A SVD solution finds three matrices, which multiplied together, recreate the data. Each phrase (rows) can be plotted by multiplying the left singular vectors with the second matrix’s diagonal vector of singular values (dots in the square matrix). The same singular values can be multiplied with the right singular vectors to plot candidate columns.
The data matrix to be decomposed can get quite large and quite sparse if we are analysing phrase counts, as among hundreds, some may never be used by certain candidates. SVD will arrive at a solution using the entirety of this matrix at once. It is computationally easier, and numerically equivalent, to arrive at the same plot, using “reciprocal averaging”. Correspondence analysis and reciprocal averaging are often referred to interchangeably, though one has its origins in the field of ecology, and the other among statisticians.
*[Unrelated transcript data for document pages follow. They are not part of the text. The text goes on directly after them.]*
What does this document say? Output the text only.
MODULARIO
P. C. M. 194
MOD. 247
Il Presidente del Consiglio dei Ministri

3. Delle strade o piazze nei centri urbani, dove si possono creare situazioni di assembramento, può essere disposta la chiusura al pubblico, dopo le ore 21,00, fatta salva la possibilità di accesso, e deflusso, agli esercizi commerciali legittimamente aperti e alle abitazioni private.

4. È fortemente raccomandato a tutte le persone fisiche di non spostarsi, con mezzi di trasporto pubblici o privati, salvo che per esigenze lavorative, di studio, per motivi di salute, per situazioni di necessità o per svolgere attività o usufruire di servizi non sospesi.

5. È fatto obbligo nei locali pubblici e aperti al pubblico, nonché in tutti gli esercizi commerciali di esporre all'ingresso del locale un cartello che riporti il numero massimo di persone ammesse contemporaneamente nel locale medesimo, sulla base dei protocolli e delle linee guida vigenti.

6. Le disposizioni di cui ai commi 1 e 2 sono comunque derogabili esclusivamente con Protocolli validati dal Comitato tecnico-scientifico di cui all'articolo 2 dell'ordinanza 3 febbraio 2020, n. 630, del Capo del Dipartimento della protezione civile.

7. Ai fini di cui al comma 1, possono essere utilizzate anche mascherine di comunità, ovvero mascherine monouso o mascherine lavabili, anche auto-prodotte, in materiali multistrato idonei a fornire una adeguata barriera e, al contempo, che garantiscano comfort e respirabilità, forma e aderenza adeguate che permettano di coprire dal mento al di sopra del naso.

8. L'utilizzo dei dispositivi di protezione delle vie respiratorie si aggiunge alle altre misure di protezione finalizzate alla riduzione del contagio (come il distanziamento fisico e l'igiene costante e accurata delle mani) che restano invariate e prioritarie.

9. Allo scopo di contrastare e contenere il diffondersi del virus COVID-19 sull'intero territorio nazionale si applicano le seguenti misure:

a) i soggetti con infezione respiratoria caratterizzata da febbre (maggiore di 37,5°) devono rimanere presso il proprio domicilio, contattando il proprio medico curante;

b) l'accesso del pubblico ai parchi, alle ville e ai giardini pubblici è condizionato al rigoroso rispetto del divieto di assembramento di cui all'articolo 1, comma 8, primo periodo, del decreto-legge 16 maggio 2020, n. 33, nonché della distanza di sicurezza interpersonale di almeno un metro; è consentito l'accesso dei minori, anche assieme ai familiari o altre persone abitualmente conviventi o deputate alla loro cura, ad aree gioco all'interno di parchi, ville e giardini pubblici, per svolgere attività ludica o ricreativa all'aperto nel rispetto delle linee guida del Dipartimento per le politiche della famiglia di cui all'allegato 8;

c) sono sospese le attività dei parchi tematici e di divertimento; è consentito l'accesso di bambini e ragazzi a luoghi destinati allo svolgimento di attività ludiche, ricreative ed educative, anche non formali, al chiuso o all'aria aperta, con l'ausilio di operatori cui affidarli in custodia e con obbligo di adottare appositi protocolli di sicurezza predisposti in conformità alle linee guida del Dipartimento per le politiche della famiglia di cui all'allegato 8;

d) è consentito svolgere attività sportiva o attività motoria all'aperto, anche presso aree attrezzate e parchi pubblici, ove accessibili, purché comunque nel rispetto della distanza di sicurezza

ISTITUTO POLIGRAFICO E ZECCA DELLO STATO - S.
Repeat until scores converge:
Step 1: Assign random value to each phrase (word scores)
Step 2: Words scores are weighted by the observed frequencies
Step 3: Weighted average of word scores in each column (candidate) produces a candidate score
Step 4: Weighted average of candidate scores produces a new word score
Step 5: Standardize scores (subtract mean and divide by standard deviation)
Eventually this reciprocal averaging converges, and scores stabilize, allowing for coordinates on the first axis. The same steps can be followed for subsequent axes, adding an additional step of uncorrelating the scores from the first axis. This process is typically much faster than SVD when dealing with a large vocabulary, as counts of zero can be ignored and we are yielding one axis at a time.
Correspondence analysis provides insights into candidate similarity or word use similarity (proximity on the plot) as well as how discriminating an attribute is (distance from origin on the plot). We can interpret a level of association between words and candidates based on the standardized residuals, as well the size of the angle between both variables, measured by connecting word and candidate with lines to the origin.
If the focus of your analysis rests more on what themes were taken up during the debates, observing what groups of phrases or words were used together with some regularity regardless of candidate, topic modeling might be a more useful approach. The second part of this series will demonstrate what we can find in our debate corpus via topic modeling, and what are some common, unresolved pitfalls with this method.